GST Evasion using Dummy Invoices

Business / Jul 06, 2020

Dummy invoices have outreached in numbers lately. GST Investigation Wing has thus released SOP to the GST council to tackle the emergence of the dummy and fake invoices. Let’s see what the government has to say about tackling them down.

Input Tax Credit

To have a better understanding of dummy invoices fraud in GST, it is important to know what input tax credit is. Input Tax Credit can be claimed by the customer/buyer on the GST paid on the purchase of the goods or services.

This Input Tax Credit can be claimed either after the processing of the goods purchased or on the resale of the same goods by the customer.

For instance, a buyer paid Rs. 250 as GST on the purchase of books from the seller. The buyer then sold the books to an end customer and received Rs. 450 as GST from the customer. In the whole process, the net GST to be paid to the government will come out to be Rs. 200 i.e. Rs. 450 minus Rs. 250. Thus, Rs. 250 is the Input Tax Credit that the buyer can claim from the Government.

Dummy Invoices

Dummy invoices or the fake invoices are a result of claiming Input Tax Credit from the government without actually paying the GST. There are various ways in which this is done:

When no GST is paid

A buyer receives a dummy invoice from the seller on the purchase of goods and services. Here, the seller doesn’t pay the GST to the government as the invoice generated was a dummy.

No actual sale of goods and services

The seller issues a dummy or fake invoice for the sale of goods and services which didn’t happen in reality.

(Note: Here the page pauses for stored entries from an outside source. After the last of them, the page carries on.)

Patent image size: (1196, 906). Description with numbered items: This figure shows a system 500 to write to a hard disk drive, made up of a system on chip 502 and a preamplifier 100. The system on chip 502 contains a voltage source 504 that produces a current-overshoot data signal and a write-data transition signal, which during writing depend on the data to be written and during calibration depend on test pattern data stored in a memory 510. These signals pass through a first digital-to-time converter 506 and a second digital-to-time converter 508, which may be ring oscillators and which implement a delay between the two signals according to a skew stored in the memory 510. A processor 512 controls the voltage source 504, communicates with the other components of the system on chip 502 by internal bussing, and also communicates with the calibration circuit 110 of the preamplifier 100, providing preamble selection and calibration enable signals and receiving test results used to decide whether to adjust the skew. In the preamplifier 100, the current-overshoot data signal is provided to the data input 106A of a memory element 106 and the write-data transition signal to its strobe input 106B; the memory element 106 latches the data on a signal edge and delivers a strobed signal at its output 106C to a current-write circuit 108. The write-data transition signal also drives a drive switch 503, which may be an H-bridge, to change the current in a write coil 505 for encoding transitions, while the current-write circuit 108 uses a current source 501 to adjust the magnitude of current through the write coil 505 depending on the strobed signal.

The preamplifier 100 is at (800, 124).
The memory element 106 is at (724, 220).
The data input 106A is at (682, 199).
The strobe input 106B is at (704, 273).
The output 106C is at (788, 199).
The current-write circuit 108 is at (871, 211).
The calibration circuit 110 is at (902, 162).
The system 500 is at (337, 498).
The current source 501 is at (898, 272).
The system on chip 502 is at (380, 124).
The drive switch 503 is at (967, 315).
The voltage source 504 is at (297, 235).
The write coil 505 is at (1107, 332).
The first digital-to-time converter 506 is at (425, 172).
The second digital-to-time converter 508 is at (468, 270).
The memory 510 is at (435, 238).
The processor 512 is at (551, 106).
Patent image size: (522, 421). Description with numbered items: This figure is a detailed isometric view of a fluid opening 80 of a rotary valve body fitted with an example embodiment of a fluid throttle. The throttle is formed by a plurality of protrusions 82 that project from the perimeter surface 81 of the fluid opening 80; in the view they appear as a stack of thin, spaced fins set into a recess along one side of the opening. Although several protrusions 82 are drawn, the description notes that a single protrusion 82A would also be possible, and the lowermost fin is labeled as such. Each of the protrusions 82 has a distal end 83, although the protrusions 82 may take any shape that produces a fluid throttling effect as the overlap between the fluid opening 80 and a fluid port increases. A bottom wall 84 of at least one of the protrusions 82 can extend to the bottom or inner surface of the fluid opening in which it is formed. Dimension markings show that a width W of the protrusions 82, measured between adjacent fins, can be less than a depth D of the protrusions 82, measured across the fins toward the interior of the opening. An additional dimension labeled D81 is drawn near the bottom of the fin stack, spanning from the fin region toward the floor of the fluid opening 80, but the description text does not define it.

It was all just on paper to get the Input Tax Credit amount.

Invoices and goods issued to different entities

When the seller issues the invoice to one person and sells the goods to another

Routing through shell companies

Routing invoices through shell companies results in the circular movement of dummy invoices and goods to boost the turnover.

Tackling Dummy Invoices

Here is the Standard Operating Procedure adopted by the GST council to tackle the dummy invoice. Firstly, it’s important to identify the identities involved in committing the fraud. Not only the ones creating dummy invoices but also the users of the dummy invoices are responsible.

Here is how the entities can be identified:

  • A person having multiple GSTIN registrations
  • Incorrect or fake address offered for GST registration
  • Mismatches between the volume of goods transacted and E-way bills generated
  • Input Tax Credit usage abnormally high

Investigation of the premises that houses Dummy invoices

  • Searching the premises to look for any signs that will clear the doubt
  • Checking the water and power consumption and matching with the quantum of orders manufactured to match the feasibility of both
  • Checking the space of the manufacturing unit
  • Assessment of all the E-way bills produced
  • Mismatch of the details produced to the Government related to the manufacturing unit and related details thereof.

Final action to be taken by the Government

The final actions to be taken by the Government once the forgery is proved

  • Cancellation of the GST registration
  • GSTIN of such entities are flagged under frauds and is notified to be authorities through automatic alerts when invoices are purchased in the future.
  • Re-registration of such entities only after a more vigorous process than normal which may also include physical verification
  • The Input Tax Credit availed from all fake invoices to be recovered.
  • Even in certain cases, the Input Tax Credit can be blocked from such entities

So, these were the Tackling SOP to be adopted by the Government on the tax evasions using dummy invoices.